Taiwan’s manufacturing activity held steady last month, ending three consecutive months of decline, as external demand improved but remained weak, HSBC PLC said in a report released yesterday.
HSBC’s Taiwan Manufacturing Purchasing Managers Index (PMI) posted a neutral 50 last month, up from 48.6 in July, indicating operating conditions were mostly unchanged for the nation’s manufacturing sector, the report said.
“Taiwan’s manufacturing conditions were unchanged last month, suggesting that business activity is stabilizing,” HSBC economist Ronald Man (文略韜) said in the report.
A PMI score below the 50-point mark indicates a contraction and values above that threshold suggest expansion.
Total new orders declined last month, albeit fractionally with the modest drop in new export orders, suggesting weak demand from international clients in China, Europe and the US, the report said.
Production levels fell for the fourth straight month, but the rate of contraction was narrowing, the report added.
Despite the slight contraction in output, firms hired more employees for the third month in a row, raising the rate of job creation to the highest level since December last year, the report said.
HSBC attributed the additional staff to companies’ plans to increase their production capacity.
“Manufacturing payrolls picked up at the strongest rate in eight months and this should put a floor beneath private consumption,” Man said.

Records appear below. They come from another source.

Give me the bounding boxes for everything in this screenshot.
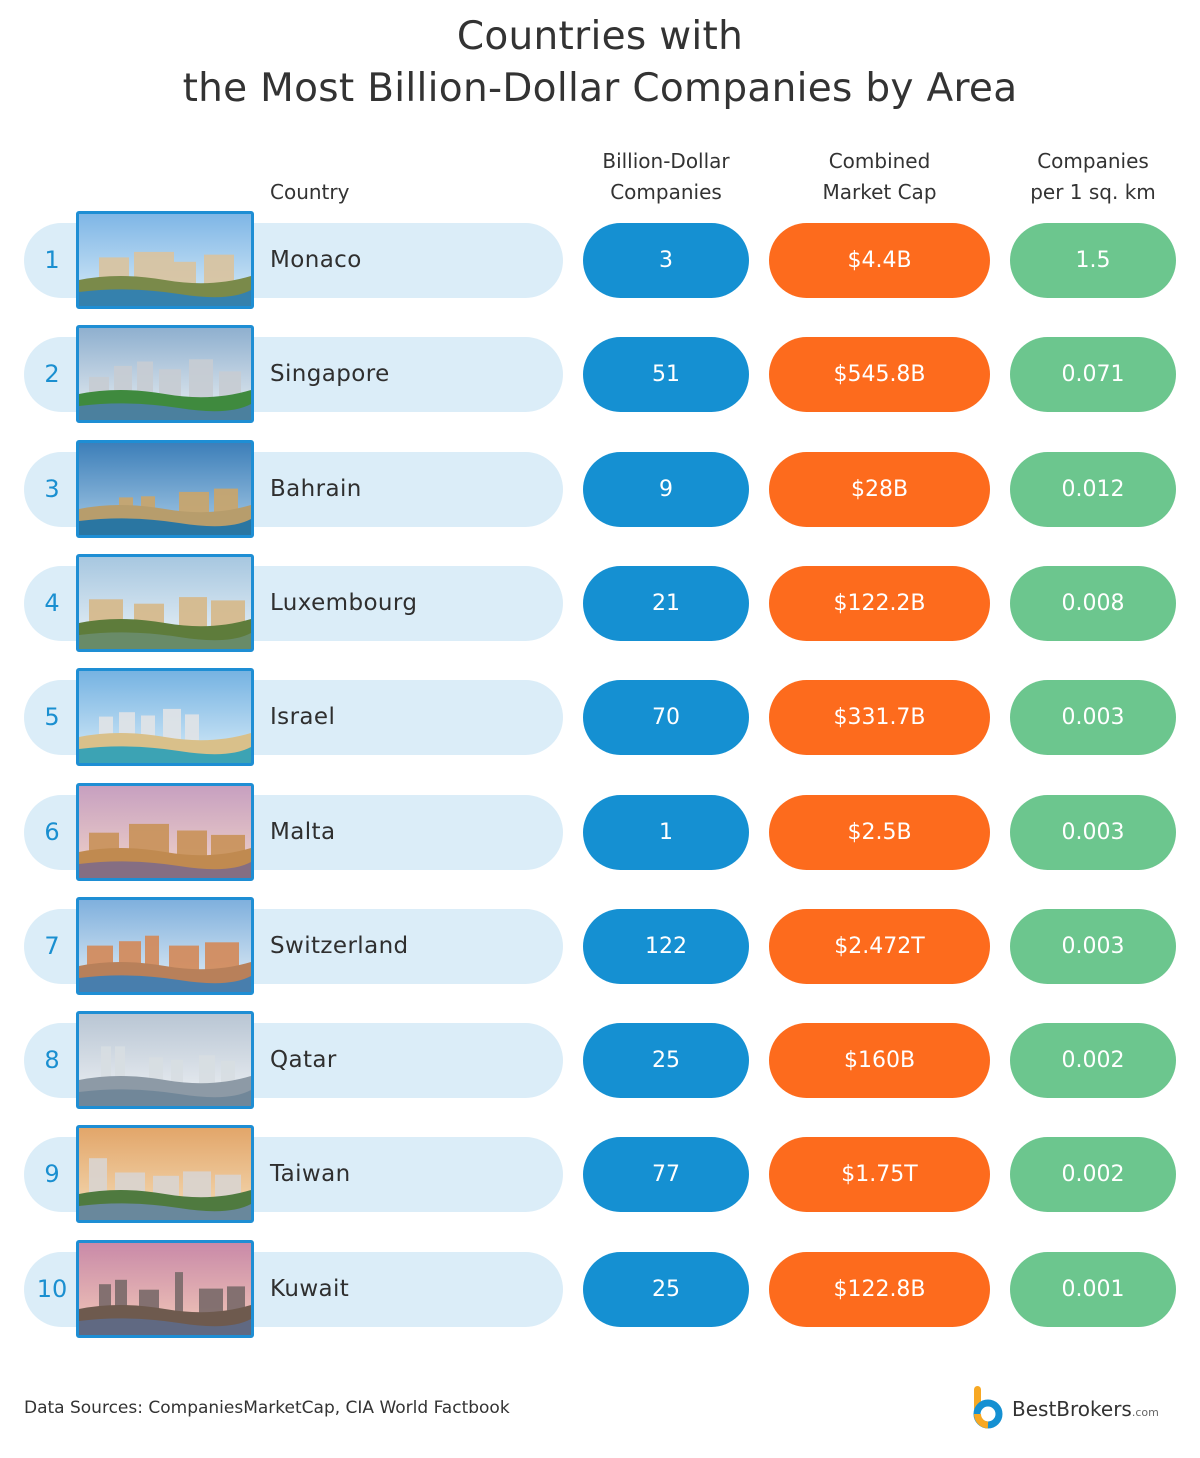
- country-photo: [76, 1239, 254, 1338]
- companies-per-sq-km-value: 0.003: [1010, 680, 1176, 756]
- table-row: 8 Qatar 25 $160B 0.002: [0, 1011, 1200, 1111]
- header-count-line2: Companies: [610, 180, 722, 204]
- country-name: Singapore: [270, 361, 390, 388]
- rank-number: 8: [44, 1046, 60, 1075]
- chart-title-line1: Countries with: [456, 14, 744, 59]
- bestbrokers-b-logo-icon: [973, 1386, 1003, 1429]
- rank-number: 10: [36, 1274, 68, 1303]
- country-photo: [76, 896, 254, 995]
- country-photo: [76, 782, 254, 881]
- market-cap-value: $122.2B: [769, 565, 990, 641]
- table-row: 6 Malta 1 $2.5B 0.003: [0, 782, 1200, 883]
- companies-per-sq-km-value: 0.001: [1010, 1251, 1176, 1327]
- rank-number: 6: [44, 817, 60, 846]
- rank-number: 2: [44, 360, 60, 389]
- header-density-line2: per 1 sq. km: [1030, 180, 1156, 204]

Input prices declined markedly for the fifth straight month last month, although the rate of deflation eased, the report said.
Lower production costs enabled firms to reduce output prices with a solid rate of discounting, the report said, adding that 11 percent of respondents cut factory gate prices as a result of competitive market pressures and price negotiations with clients.
Looking ahead, HSBC said stronger new orders are required to lift the nation’s export-focused economy out of the woods, with a 2 percent GDP growth forecast this year.